Farmers have been warned not to be ‘busy fools’ as milk prices fall by sending more milk to make up for dwindling cashflows.
Instead, NFU dairy board chairman Michael Oakes urged producers to speak with their milk buyers to find out how much milk they should be sending.
“We have all been busy fools before. As prices fall, some tend to produce more to maintain their cashflow coming in,” he said.
“It is a bit of hamster’s wheel and we all learned some pretty hard lessons. You could not run fast enough last time.”
Mr Oakes said Arla farmers needed to see they were insulated by the cooperative’s ‘added value’ strategy when the markets started to fall.
“My milk cheque will come in and it will be already quite a bit lower. February’s will be lower still, but my costs have not gone down,” he added.
Arla farmer and NFU Scotland vice president Gary Mitchell, also questioned if the brand strategy was working.
“Arla farmers accepted the lower prices received compared to competitors when the market was on the up because we were led to believe brands will be the saviour on a downward cycle.
“However, with prices having turned, Arla seems to be as very sensitive to the market as any other milk purchaser.
“I still have concerns regarding Arla’s message, which is produce as much milk as you like and we will market it. Yes, but at what price?
“Muller farmers will also be disappointed this week to receive a 1ppl cut but I will commend Muller for showing some restraint in its announcement.”
Dairy analyst Chris Walkland said the price drop was no surprise and most processors were still paying far more than the markets were realising.
“At the end of last year the prognosis was not good, but things are better than they were and better than they were expected to be,” he said.
“There is still cause for concern and butter will need to go up more in order to make up for the awful SMP price for farmers to see better returns.”
He added the amount of milk which was expected across Europe was another problem.

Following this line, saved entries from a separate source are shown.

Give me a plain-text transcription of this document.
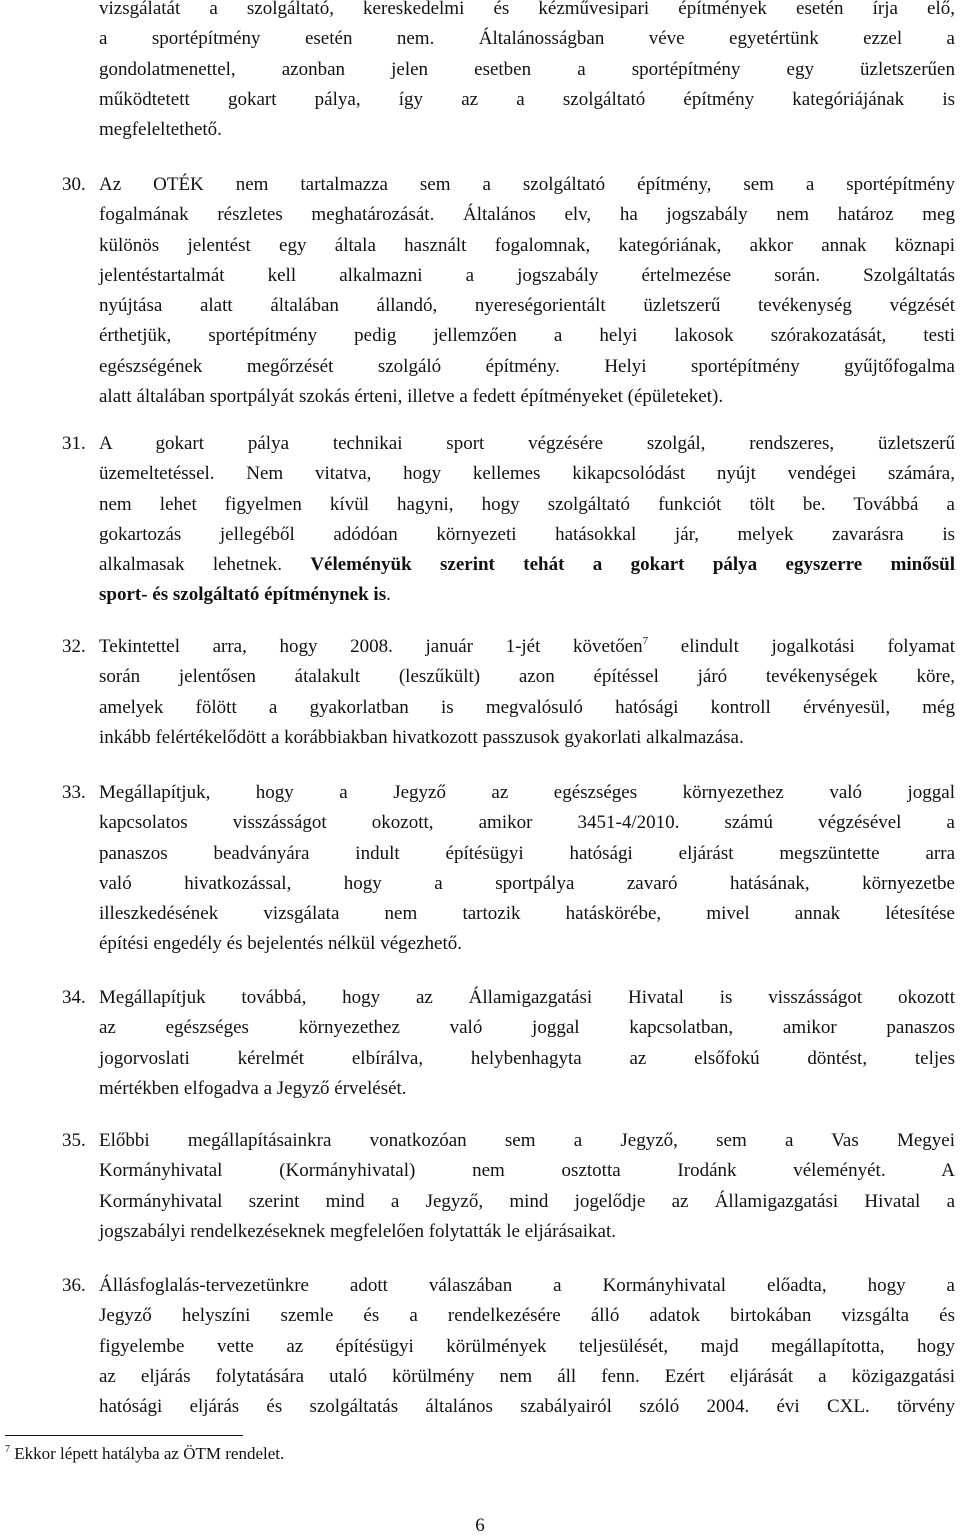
vizsgálatát a szolgáltató, kereskedelmi és kézművesipari építmények esetén írja elő,
a sportépítmény esetén nem. Általánosságban véve egyetértünk ezzel a
gondolatmenettel, azonban jelen esetben a sportépítmény egy üzletszerűen
működtetett gokart pálya, így az a szolgáltató építmény kategóriájának is
megfeleltethető.
30. Az OTÉK nem tartalmazza sem a szolgáltató építmény, sem a sportépítmény
fogalmának részletes meghatározását. Általános elv, ha jogszabály nem határoz meg
különös jelentést egy általa használt fogalomnak, kategóriának, akkor annak köznapi
jelentéstartalmát kell alkalmazni a jogszabály értelmezése során. Szolgáltatás
nyújtása alatt általában állandó, nyereségorientált üzletszerű tevékenység végzését
érthetjük, sportépítmény pedig jellemzően a helyi lakosok szórakozatását, testi
egészségének megőrzését szolgáló építmény. Helyi sportépítmény gyűjtőfogalma
alatt általában sportpályát szokás érteni, illetve a fedett építményeket (épületeket).
31. A gokart pálya technikai sport végzésére szolgál, rendszeres, üzletszerű
üzemeltetéssel. Nem vitatva, hogy kellemes kikapcsolódást nyújt vendégei számára,
nem lehet figyelmen kívül hagyni, hogy szolgáltató funkciót tölt be. Továbbá a
gokartozás jellegéből adódóan környezeti hatásokkal jár, melyek zavarásra is
alkalmasak lehetnek. Véleményük szerint tehát a gokart pálya egyszerre minősül
sport- és szolgáltató építménynek is.
32. Tekintettel arra, hogy 2008. január 1-jét követően$^7$ elindult jogalkotási folyamat
során jelentősen átalakult (leszűkült) azon építéssel járó tevékenységek köre,
amelyek fölött a gyakorlatban is megvalósuló hatósági kontroll érvényesül, még
inkább felértékelődött a korábbiakban hivatkozott passzusok gyakorlati alkalmazása.
33. Megállapítjuk, hogy a Jegyző az egészséges környezethez való joggal
kapcsolatos visszásságot okozott, amikor 3451-4/2010. számú végzésével a
panaszos beadványára indult építésügyi hatósági eljárást megszüntette arra
való hivatkozással, hogy a sportpálya zavaró hatásának, környezetbe
illeszkedésének vizsgálata nem tartozik hatáskörébe, mivel annak létesítése
építési engedély és bejelentés nélkül végezhető.
34. Megállapítjuk továbbá, hogy az Államigazgatási Hivatal is visszásságot okozott
az egészséges környezethez való joggal kapcsolatban, amikor panaszos
jogorvoslati kérelmét elbírálva, helybenhagyta az elsőfokú döntést, teljes
mértékben elfogadva a Jegyző érvelését.
35. Előbbi megállapításainkra vonatkozóan sem a Jegyző, sem a Vas Megyei
Kormányhivatal (Kormányhivatal) nem osztotta Irodánk véleményét. A
Kormányhivatal szerint mind a Jegyző, mind jogelődje az Államigazgatási Hivatal a
jogszabályi rendelkezéseknek megfelelően folytatták le eljárásaikat.
36. Állásfoglalás-tervezetünkre adott válaszában a Kormányhivatal előadta, hogy a
Jegyző helyszíni szemle és a rendelkezésére álló adatok birtokában vizsgálta és
figyelembe vette az építésügyi körülmények teljesülését, majd megállapította, hogy
az eljárás folytatására utaló körülmény nem áll fenn. Ezért eljárását a közigazgatási
hatósági eljárás és szolgáltatás általános szabályairól szóló 2004. évi CXL. törvény
$^7$ Ekkor lépett hatályba az ÖTM rendelet.
6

John Allen, Kite Consulting, said European farmers were now having to learn the hard lessons British farmers had.
He advised farmers to make their business budgets and predict cashflows to get the banks on board.
“Expect a weakening and get your plans in place,” he said.
“If you have got a weak business then it is going to test you. If you have got a plan and got break even costs down, then you are not going to be too adversely affected.”
NFU Scotland milk policy manager George Jamieson said there were measures the supply chain needed to do to improve its collaboration, investment and marketing.
“Dairy farmers are being ‘preached’ to by politicians, processors, and its levy body about efficiency, competitiveness and productivity.
“Few dairy farmers are not working on these issues on a daily basis and, indeed, our efficiency on many levels is already better than most.
“However, few are raising questions regarding the processing sector on efficiency, marketing, investment and, crucially, collaboration with their supply base.”
He called for much greater producer input and agreement on managing production and price, within specific supply chain relationships.
“This will require a greater level of power sharing, trust and transparency. We can’t control the global trends, but we can as a supply chain, mitigate the effects and increase our competitiveness, through greater efficiency and a fairer share of risk and reward down the chain.
“NFUS believes dairy has a great future if the supply chain is prepared to radically evolve.”